The Ministry of Education’s overseas recruitment campaign has resulted in over 1000 qualified overseas teachers being prepared for interviews at New Zealand schools with 225 of these having accepted roles already.
Principals’ Federation president Whetu Cormick told the Herald that the overseas recruitment campaign was definitely helping.
However, many Auckland principals are reporting difficulty in recruiting staff as schools go back this week and next.
National’s Education spokesperson Nikki Kaye agrees the Government must do more to address the shortages.
“The fact that some Ministry reports indicate that one in six schools have several vacancies in areas like Auckland is hugely problematic and shows that the Government must address this issue as a matter of urgency.”
“Retention and recruitment issues are problematic for teachers, students and their families who are facing larger class sizes and additional stress as a result.
Kaye says extending the voluntary bonding scheme to all of Auckland would have helped address the problem. She says additional investment in Teach NZ programmes to help incentivise people into the profession is also needed.
“This is a big year for education with a number of challenges ahead including potential strikes at both primary and secondary levels. One of the core issues for secondary teachers in areas like Auckland is the rising cost of living which has been raised in their claim,” says Kaye.

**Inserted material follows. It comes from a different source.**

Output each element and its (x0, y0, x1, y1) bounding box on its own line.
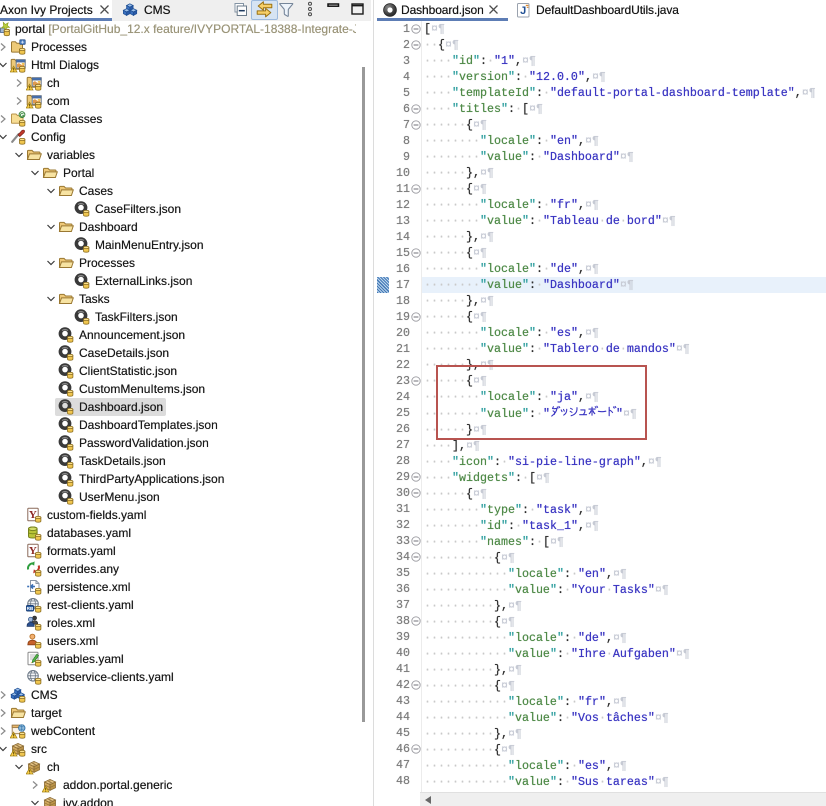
svg-text:RB: RB (27, 606, 34, 611)
svg-text:G: G (20, 113, 24, 119)
svg-text:J: J (520, 5, 526, 17)
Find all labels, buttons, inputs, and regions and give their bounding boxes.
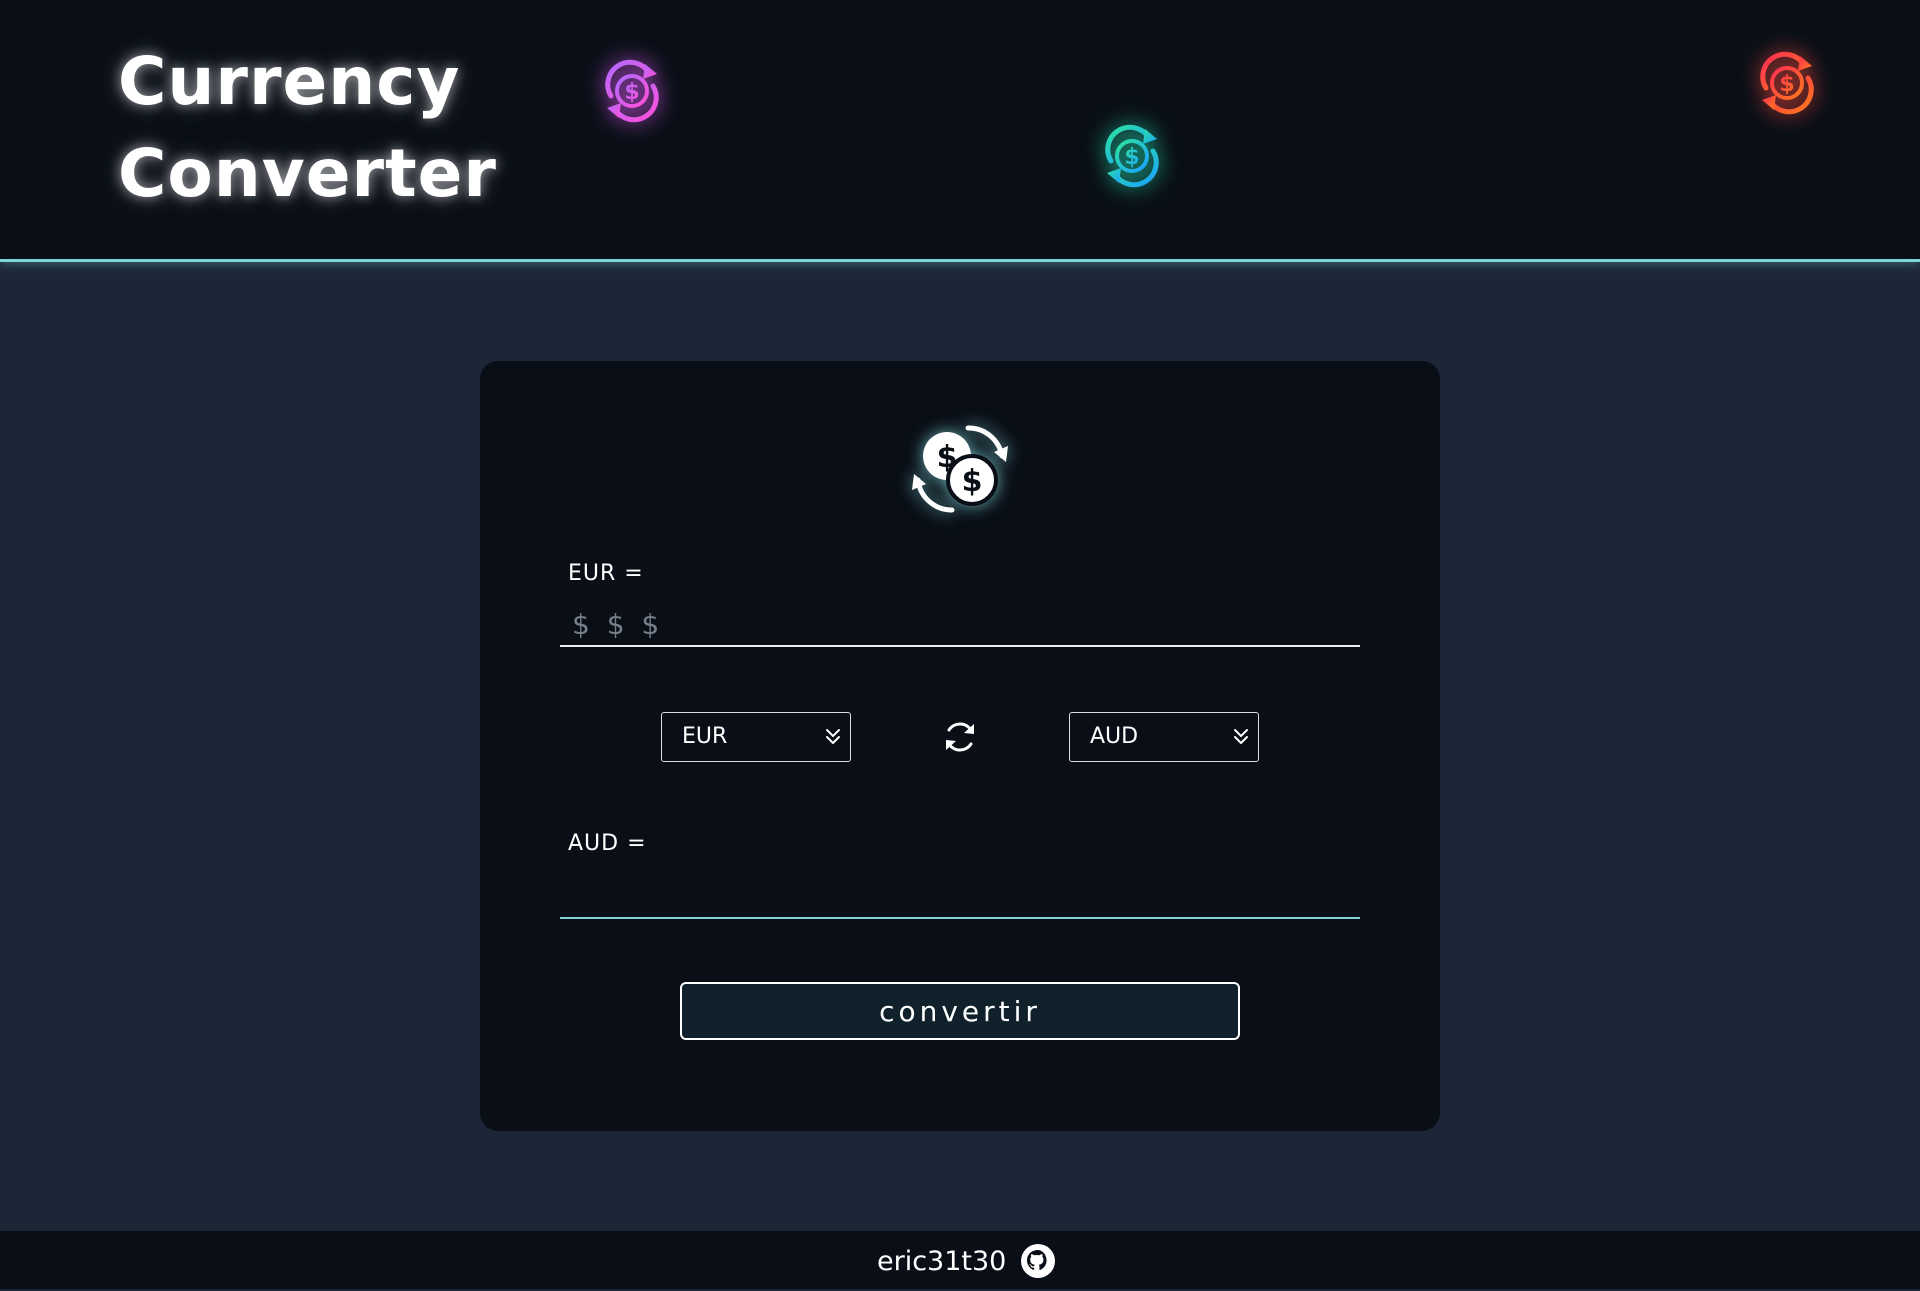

“The Ministry know that the long term shortages projected can’t be resolved without policy changes. Despite this they are yet to produce the long term workforce development strategy which they have been working on for close to a year and a half.”
Meanwhile ACT Leader David Seymour believes the way forward is for schools to ditch union contracts and pay the best teachers what they are worth.
“Good teachers help kids reach their full potential. Unfortunately, because of union contracts, teachers hit maximum pay after ten years, schools can’t reward successful teachers, and teaching isn’t seen as a viable career for our brightest graduates,” he says.
“It’s no wonder that so few graduates are entering the profession, or are deserting it, when initiative and hard work are not rewarded.”